Walk through the shipped flows.

Two interactive prototypes: the full dashboard experience as it shipped to employees, and the assessment-based onboarding that sets the user's prime financial goal. Both desktop, both as designed and built in 2022.

04. Key work & solutions

Five decisions that shaped the product.

Onboarding designed as a 3-step assessment.
Profile, what matters most to you, then the financial wellbeing evaluation. The output isn't a verdict, it's a starting point: a score banded against the FWI's clinical scale and the user's peer cohorts.
A redesigned dashboard with a calmer hierarchy.
The before-and-after isn't cosmetic. The new layout pulled the daily check-in to the top, gave the wellbeing score real estate, and split “elevate” from “build knowledge” so users could tell at a glance whether today was for feelings or facts.
The daily check-in as the keystone habit.
One question, five emoji, optional tags. Designed for thirty seconds, not thirty minutes. Sentiment fed the score and triggered surface-level recommendations, not nags.
Personalization people can feel.
Improvement priorities come from the assessment, not the marketing copy. Two users with different financial lives saw genuinely different homepages, mentor categories, and learning content.
Reusable interaction patterns for the data layer.
Score widgets, peer-benchmark rows, mentor cards, knowledge cards, and assessment screens were all built as patterns the team could reuse across new features without re-litigating the rules.
05. Impact

Directional, NDA-safe.

  • Shipped to Canadian employees in 2022 as the third pillar of LifeWorks total wellbeing, sitting alongside the mental and physical wellbeing surfaces under one employer-funded login.
  • Every shipped feature mapped to one of the four FWI sub-scores. The four-pillar framework (knowledge, behaviour, perception, productivity) became a recurring reference point with the PM, the dev team, and the VP of Product, and the spine of two later product proposals.
  • The interactive prototypes I built were the demo asset the GTM team used when pitching the product to large Canadian employers.
  • Score widgets, peer-benchmark rows, mentor cards, and assessment surfaces became the system the rest of the team built against, outlasting the product itself.
  • “Your employer never sees this” was the most-screenshotted asset in usability sessions, and the line that turned the product from a B2B benefit into something employees trusted with personal data.
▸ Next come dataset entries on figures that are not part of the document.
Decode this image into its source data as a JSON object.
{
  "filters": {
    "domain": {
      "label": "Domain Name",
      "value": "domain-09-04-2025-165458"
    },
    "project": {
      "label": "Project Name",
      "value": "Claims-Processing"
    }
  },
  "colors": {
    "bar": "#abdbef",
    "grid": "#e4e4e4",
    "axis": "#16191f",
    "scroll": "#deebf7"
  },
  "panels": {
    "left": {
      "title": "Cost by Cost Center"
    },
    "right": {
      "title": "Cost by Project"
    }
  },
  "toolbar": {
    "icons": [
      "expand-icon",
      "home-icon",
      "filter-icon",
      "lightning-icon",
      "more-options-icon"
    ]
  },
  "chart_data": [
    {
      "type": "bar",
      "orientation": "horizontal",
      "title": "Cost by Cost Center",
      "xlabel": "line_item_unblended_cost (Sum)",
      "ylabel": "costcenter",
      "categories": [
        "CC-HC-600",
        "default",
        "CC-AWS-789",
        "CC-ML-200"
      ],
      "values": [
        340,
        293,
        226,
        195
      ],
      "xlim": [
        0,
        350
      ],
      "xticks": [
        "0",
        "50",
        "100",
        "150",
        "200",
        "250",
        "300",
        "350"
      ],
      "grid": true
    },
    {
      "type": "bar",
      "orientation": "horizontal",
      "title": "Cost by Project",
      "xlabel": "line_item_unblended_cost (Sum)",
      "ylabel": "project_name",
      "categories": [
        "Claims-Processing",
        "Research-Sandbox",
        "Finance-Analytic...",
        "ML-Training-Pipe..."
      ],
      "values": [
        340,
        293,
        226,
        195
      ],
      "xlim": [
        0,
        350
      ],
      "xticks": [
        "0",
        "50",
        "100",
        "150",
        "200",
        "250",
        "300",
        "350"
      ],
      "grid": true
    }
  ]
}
The four-pillar discipline, the research-to-product translation, and the privacy posture are what I carried with me into later work.

06. Reflection

Three things I took with me.

i. Money is a wellness topic.
People talk about debt and savings the way they talk about mental health: quietly, with shame, and with one eye on who's listening. The biggest design decision on this product was tonal, not visual.
ii. Defaults beat dashboards.
Users engaged more with the 30-Day Detox challenge than with the analytics tab. Habits are easier to design for than insights are to interpret, especially when the topic is one people are avoiding.
iii. Privacy is the loudest feature.
Saying “your employer never sees this” out loud, on every screen that asked for data, did more for trust than any visual treatment. In a B2B2C product, the second user is the employer. The hardest design problem is making sure they stay invisible to the employee.
The senior takeaway

Finance products over-design the rational layer and under-design the emotional one. You can't math your way out of how someone feels about money. But you can design around it, if every feature is tied to a number that proves it matters.